Eric McEver '09 (center)

GAMBIER, Ohio (May 11, 2009) One of the best pieces of advice Eric McEver got as he embarked on his junior year in Japan was to "keep my eyes open for opportunities that were outside of the box." Little did he know where that lesson would lead: come June, he found himself on stage, performing a Japanese "reimagining" of Hamlet on a seven-city tour.

"I was the only student in the cast," recalled McEver, who graduates this spring with a major in Modern Languages and Literatures and a concentration in Asian studies. "It was humbling to perform alongside actors who had studied kyogen [a traditional, stylized form of comedy] their whole lives." The challenge went beyond language fluency and stage finesse. "I spent a lot of time working on my intonation, breathing in the right rhythm to achieve the correct musical flow."

Drawing on the encouragement of his Kenyon advisor, Professor of Japanese Hideo Tomita, McEver made the most of his year at Waseda University in Tokyo. He joined a student film club (in which he was the only foreigner), took a course in paleontology (one of his passions), and regularly sought out his professors for informal conversations. The result: cultural boundaries blurred. "It was my interests and my identity as a human being," said McEver, "and not my identity as a foreigner, that defined my relationships."

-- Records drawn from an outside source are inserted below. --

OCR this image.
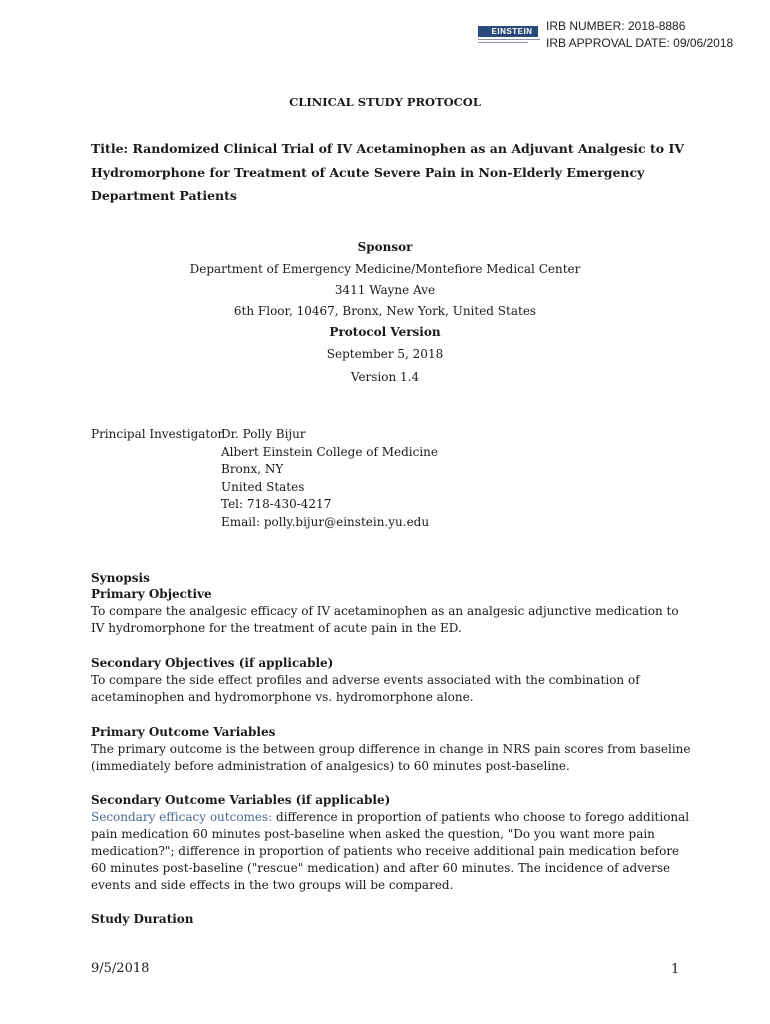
EINSTEIN	IRB NUMBER: 2018-8886
IRB APPROVAL DATE: 09/06/2018
CLINICAL STUDY PROTOCOL
Title: Randomized Clinical Trial of IV Acetaminophen as an Adjuvant Analgesic to IV Hydromorphone for Treatment of Acute Severe Pain in Non-Elderly Emergency Department Patients
Sponsor
Department of Emergency Medicine/Montefiore Medical Center
3411 Wayne Ave
6th Floor, 10467, Bronx, New York, United States
Protocol Version
September 5, 2018
Version 1.4
Principal Investigator
Dr. Polly Bijur
Albert Einstein College of Medicine
Bronx, NY
United States
Tel: 718-430-4217
Email: polly.bijur@einstein.yu.edu
Synopsis
Primary Objective
To compare the analgesic efficacy of IV acetaminophen as an analgesic adjunctive medication to IV hydromorphone for the treatment of acute pain in the ED.
Secondary Objectives (if applicable)
To compare the side effect profiles and adverse events associated with the combination of acetaminophen and hydromorphone vs. hydromorphone alone.
Primary Outcome Variables
The primary outcome is the between group difference in change in NRS pain scores from baseline (immediately before administration of analgesics) to 60 minutes post-baseline.
Secondary Outcome Variables (if applicable)
Secondary efficacy outcomes: difference in proportion of patients who choose to forego additional pain medication 60 minutes post-baseline when asked the question, "Do you want more pain medication?"; difference in proportion of patients who receive additional pain medication before 60 minutes post-baseline ("rescue" medication) and after 60 minutes. The incidence of adverse events and side effects in the two groups will be compared.
Study Duration
9/5/2018	1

His theatrical adventure grew out of a "spur-of-the-moment" decision to take a drama history course with Sekine Masaru, a writer-director who created the new version of Hamlet and who welcomed McEver's office-hour visits. When an actor had to drop out of the production, the professor invited McEver to step in. "I had a couple of juicy scenes," he laughed, including one (created by Sekine and grafted onto Shakespeare) in which "I played a rather lewd Venetian chef, half-flirting with and half-harassing a pretty fish monger."

Next year, McEver heads back to Japan for an intensive, year-long program at the Inter-University Center for Japanese Language Studies in Yokohama, the premier American program for the teaching of advanced Japanese. His goal is to pursue a career in film or theater, ideally in Japan.